In the wake of The American Voter, most work examining individual political attitudes and participation emphasized citizen characteristics (e.g., education, wealth, race, religion) and psychological dispositions. These explanations have proven useful across many elections and settings, though a growing literature has successfully reignited scholarly attention in the roles played by factors external to the individual. This research on social influence has emphasized the potential for friends and family to shape public opinion and civic engagement, but has actually overlooked the vast majority of citizens' social interactions. In this paper, we seek to understand how these broader sets of relationships affect the mass public, and more specifically, the ways that physical and social distance intertwine and diverge when it comes to political behavior in the United States.

Research on interpersonal interaction has tended to focus on only a few close friends, family, and acquaintances of individuals.
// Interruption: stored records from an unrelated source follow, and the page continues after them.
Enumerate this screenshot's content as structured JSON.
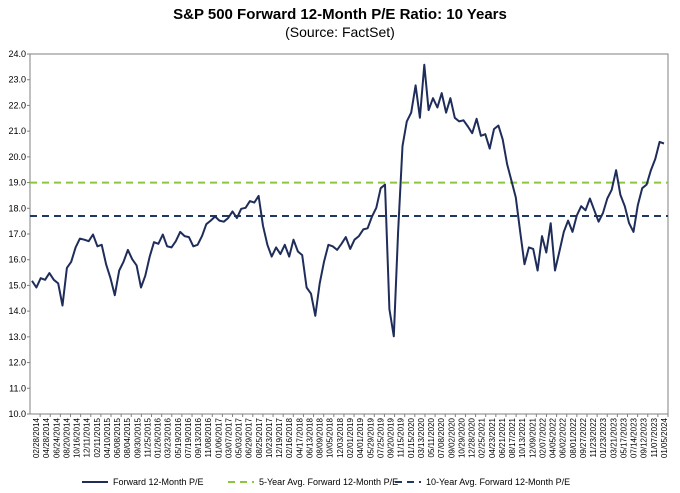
{
  "chart_data": {
    "type": "line",
    "title": "S&P 500 Forward 12-Month P/E Ratio: 10 Years",
    "subtitle": "(Source: FactSet)",
    "xlabel": "",
    "ylabel": "",
    "ylim": [
      10.0,
      24.0
    ],
    "yticks": [
      "10.0",
      "11.0",
      "12.0",
      "13.0",
      "14.0",
      "15.0",
      "16.0",
      "17.0",
      "18.0",
      "19.0",
      "20.0",
      "21.0",
      "22.0",
      "23.0",
      "24.0"
    ],
    "xticks": [
      "02/28/2014",
      "04/28/2014",
      "06/24/2014",
      "08/20/2014",
      "10/16/2014",
      "12/11/2014",
      "02/11/2015",
      "04/10/2015",
      "06/08/2015",
      "08/04/2015",
      "09/30/2015",
      "11/25/2015",
      "01/26/2016",
      "03/23/2016",
      "05/19/2016",
      "07/19/2016",
      "09/13/2016",
      "11/08/2016",
      "01/06/2017",
      "03/07/2017",
      "05/03/2017",
      "06/29/2017",
      "08/25/2017",
      "10/23/2017",
      "12/19/2017",
      "02/16/2018",
      "04/17/2018",
      "06/13/2018",
      "08/09/2018",
      "10/05/2018",
      "12/03/2018",
      "02/01/2019",
      "04/01/2019",
      "05/29/2019",
      "07/25/2019",
      "09/20/2019",
      "11/15/2019",
      "01/15/2020",
      "03/13/2020",
      "05/11/2020",
      "07/08/2020",
      "09/02/2020",
      "10/29/2020",
      "12/28/2020",
      "02/25/2021",
      "04/23/2021",
      "06/21/2021",
      "08/17/2021",
      "10/13/2021",
      "12/09/2021",
      "02/07/2022",
      "04/05/2022",
      "06/02/2022",
      "08/01/2022",
      "09/27/2022",
      "11/23/2022",
      "01/23/2023",
      "03/21/2023",
      "05/17/2023",
      "07/14/2023",
      "09/12/2023",
      "11/07/2023",
      "01/05/2024"
    ],
    "series": [
      {
        "name": "Forward 12-Month P/E",
        "color": "#1f2d5a",
        "style": "solid",
        "values": [
          15.1,
          15.0,
          15.2,
          15.3,
          15.4,
          15.3,
          15.0,
          14.3,
          15.6,
          16.0,
          16.4,
          16.9,
          16.7,
          16.8,
          16.9,
          16.6,
          16.5,
          15.9,
          15.2,
          14.7,
          15.5,
          16.0,
          16.3,
          16.1,
          15.7,
          15.0,
          15.3,
          16.2,
          16.6,
          16.7,
          16.9,
          16.6,
          16.4,
          16.8,
          17.0,
          17.0,
          16.8,
          16.6,
          16.5,
          17.0,
          17.3,
          17.6,
          17.6,
          17.6,
          17.4,
          17.7,
          17.8,
          17.7,
          17.9,
          18.1,
          18.2,
          18.3,
          18.4,
          17.4,
          16.5,
          16.2,
          16.4,
          16.3,
          16.5,
          16.2,
          16.7,
          16.4,
          16.1,
          15.0,
          14.6,
          13.9,
          15.0,
          16.0,
          16.5,
          16.6,
          16.3,
          16.7,
          16.8,
          16.5,
          16.7,
          17.0,
          17.1,
          17.3,
          17.6,
          18.1,
          18.7,
          19.0,
          14.0,
          13.1,
          17.0,
          20.5,
          21.3,
          21.8,
          22.7,
          21.6,
          23.5,
          21.9,
          22.2,
          22.0,
          22.4,
          21.8,
          22.2,
          21.6,
          21.3,
          21.5,
          21.1,
          21.0,
          21.4,
          20.9,
          20.8,
          20.4,
          21.0,
          21.3,
          20.6,
          19.8,
          19.0,
          18.5,
          17.0,
          15.9,
          16.4,
          16.5,
          15.5,
          17.0,
          16.2,
          17.5,
          15.5,
          16.4,
          17.0,
          17.6,
          17.0,
          17.8,
          18.0,
          18.0,
          18.3,
          18.0,
          17.4,
          17.9,
          18.3,
          18.8,
          19.4,
          18.6,
          18.0,
          17.5,
          17.0,
          18.2,
          18.7,
          19.0,
          19.4,
          20.0,
          20.5,
          20.6
        ]
      },
      {
        "name": "5-Year Avg. Forward 12-Month P/E",
        "color": "#8cc63f",
        "style": "dashed",
        "value": 19.0
      },
      {
        "name": "10-Year Avg. Forward 12-Month P/E",
        "color": "#1f3864",
        "style": "dashed",
        "value": 17.7
      }
    ],
    "grid": false,
    "legend_position": "bottom"
  }
}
Most of this work relies on social network data gathered with a ``name-generator'' battery, which asks respondents to identify 3-5 of their closest relationships, and to report on certain aspects of these named relationships. These time-intensive batteries provide useful information, though they rarely ask for more than five names to avoid mid-survey attrition. This emphasis on only a few associates limits the study of social influence since many members of the mass public maintain from 70 to 150 face-to-face friendships, and interact with even more causal acquaintances and service workers. Without measuring these relationships, we cannot examine their influence.

We move beyond the small group of social connections that is typically assessed by adding a new aggregate relational data (``ARD'') battery to four modules of the 2018 CCES. The batteries asked respondents to identify the number of individuals they know based on a variety of attributes (including the number who voted for Trump in 2016, voted for Clinton in 2016, own a gun, were born outside the United States, and so on). Data from these types of batteries have received little attention from political scientists, but have been used by sociologists and economists because they not only provide measures of an individual's social proximity to various social groups, but also the social proximity of these groups to one another (see McCormick et al., 2013, Journal of Statistical Theory and Practice). For instance, our data allow us to determine how socially-proximate each respondent is to gun owners, but also how socially-proximate gun owners are to Trump voters.

We use these data to address several important questions about political attitudes, leveraging a large number of respondents (pooling modules) and natural variation across the United States in the social proximity between groups. First, to what extent does social distance from different groups predict perceptions of the composition of these groups? Second, building on work by Enos (2017) and others linking physical space/geography to inter-group dynamics, how does this social distance influence expressions of tolerance? We suspect that because social networks vary from context to context, that they may help to explain why the effect of physical distance between groups varies across contexts---that is, we evaluate the extent to which social networks condition the effects of physical distance when it comes to political behavior.